Figure 3.

P7-β flap interaction is important for transcription inhibition. (A) ¹H-¹⁵N-HSQC NMR spectra of either ¹⁵N,¹³C-labelled P7 (left) or the p7- β’ NTD complex (right) in the presence and absence of the β flap domain tip helix peptide based on Xo β flap domain aa sequence. The aa residues significantly affected in P7 are labelled. The alignment of the aa sequence corresponding to the β flap domain tip helix from the Ec and Xo β subunit is shown for comparison. In the alignment, ‘asterisk’ and ‘colon’ indicate identical and similar aa residues, respectively. (B) BTH interaction assay used to detect protein–protein interaction between the β’ NTD or Ec β flap domain and P7 and P7 (R60E) mutant.
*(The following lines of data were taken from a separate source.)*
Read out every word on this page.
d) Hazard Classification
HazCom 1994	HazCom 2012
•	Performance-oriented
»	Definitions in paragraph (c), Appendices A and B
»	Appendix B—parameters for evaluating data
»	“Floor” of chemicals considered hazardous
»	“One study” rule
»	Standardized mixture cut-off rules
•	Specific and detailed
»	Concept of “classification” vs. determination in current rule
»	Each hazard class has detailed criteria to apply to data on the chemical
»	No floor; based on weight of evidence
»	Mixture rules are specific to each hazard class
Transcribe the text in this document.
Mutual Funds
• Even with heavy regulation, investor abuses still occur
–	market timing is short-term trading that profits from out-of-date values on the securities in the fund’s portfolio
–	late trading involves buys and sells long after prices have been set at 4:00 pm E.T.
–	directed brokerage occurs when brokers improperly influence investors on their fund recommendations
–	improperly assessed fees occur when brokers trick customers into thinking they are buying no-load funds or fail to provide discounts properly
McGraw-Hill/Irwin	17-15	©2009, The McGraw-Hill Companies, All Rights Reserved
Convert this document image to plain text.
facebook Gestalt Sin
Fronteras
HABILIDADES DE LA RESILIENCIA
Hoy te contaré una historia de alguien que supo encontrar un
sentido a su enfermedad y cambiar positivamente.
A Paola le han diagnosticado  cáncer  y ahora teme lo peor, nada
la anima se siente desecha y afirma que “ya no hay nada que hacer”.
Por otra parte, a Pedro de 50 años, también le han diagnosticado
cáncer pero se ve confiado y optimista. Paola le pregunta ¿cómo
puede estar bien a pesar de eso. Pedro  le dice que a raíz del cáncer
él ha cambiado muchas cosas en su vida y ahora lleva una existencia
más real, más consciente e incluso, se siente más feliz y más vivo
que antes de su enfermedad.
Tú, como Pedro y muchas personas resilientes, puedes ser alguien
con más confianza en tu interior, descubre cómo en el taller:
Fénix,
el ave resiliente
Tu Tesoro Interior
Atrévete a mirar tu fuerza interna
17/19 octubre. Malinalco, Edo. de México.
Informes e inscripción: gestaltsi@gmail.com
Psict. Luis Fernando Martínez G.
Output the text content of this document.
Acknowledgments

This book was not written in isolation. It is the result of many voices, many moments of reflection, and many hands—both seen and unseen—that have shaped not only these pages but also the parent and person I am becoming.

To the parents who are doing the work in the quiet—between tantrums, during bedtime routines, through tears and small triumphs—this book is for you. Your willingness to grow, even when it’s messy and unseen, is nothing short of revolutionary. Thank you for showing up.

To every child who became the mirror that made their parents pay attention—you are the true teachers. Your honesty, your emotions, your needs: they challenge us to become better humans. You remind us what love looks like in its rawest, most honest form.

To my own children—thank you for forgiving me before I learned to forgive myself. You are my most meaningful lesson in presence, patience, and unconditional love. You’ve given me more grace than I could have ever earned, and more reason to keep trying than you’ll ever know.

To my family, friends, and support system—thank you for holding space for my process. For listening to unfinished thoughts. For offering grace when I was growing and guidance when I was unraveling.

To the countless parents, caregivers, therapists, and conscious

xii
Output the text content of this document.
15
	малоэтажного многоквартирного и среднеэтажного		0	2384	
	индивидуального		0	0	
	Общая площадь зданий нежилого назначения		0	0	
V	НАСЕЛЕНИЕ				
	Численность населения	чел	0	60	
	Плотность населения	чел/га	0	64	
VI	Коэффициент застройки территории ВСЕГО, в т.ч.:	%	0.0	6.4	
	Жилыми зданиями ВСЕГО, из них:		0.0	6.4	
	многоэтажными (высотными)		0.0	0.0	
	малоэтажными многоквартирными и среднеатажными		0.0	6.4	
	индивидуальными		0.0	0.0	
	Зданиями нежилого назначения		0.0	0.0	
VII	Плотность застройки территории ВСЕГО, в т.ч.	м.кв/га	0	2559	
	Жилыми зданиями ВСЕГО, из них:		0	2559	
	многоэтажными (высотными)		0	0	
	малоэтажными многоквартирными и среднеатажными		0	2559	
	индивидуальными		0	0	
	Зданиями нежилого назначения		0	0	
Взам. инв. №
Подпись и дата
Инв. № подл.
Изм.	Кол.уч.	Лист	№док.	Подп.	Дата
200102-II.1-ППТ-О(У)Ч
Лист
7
The diagram depicts how the interaction between the β’ NTD or Ec β flap domain, fused to the bacteriophage λ CI protein (λCI), and P7 and P7 (R60E), fused to the α-NTD (α-P7), activates transcription of the lacZ gene. Because the expression of the fusion proteins (λCI-β’ NTD and flap λCI-β flap and α-P7) are under the control of IPTG-inducible promoters, and the cells used for the β-galactosidase assays were grown in the presence of increasing concentrations of IPTG, in the graphs the β-galactosidase activities (in Miller units) are expressed as a function of IPTG concentration. (C) Autoradiograph of 20% (w/v) denaturing urea gel showing the synthesis of ApApUpU transcript (underlined nucleotides are α³²P labeled) from the lacUV5 promoter by ^P7SEσ⁷⁰ in the absence (lane 1) and presence of P7 (lanes 2 and 3) and P7 (R60E) (lanes 4 and 5). The percentage of ApApUpU transcript synthesized (%A) in the reactions with P7 with respect to reactions without P7 is normalized to unincorporated [α-³²P]-UTP (not shown) and given at the bottom of the gel for each reaction. All values for %A obtained from at least three independent experiments fell within 5% of the value shown.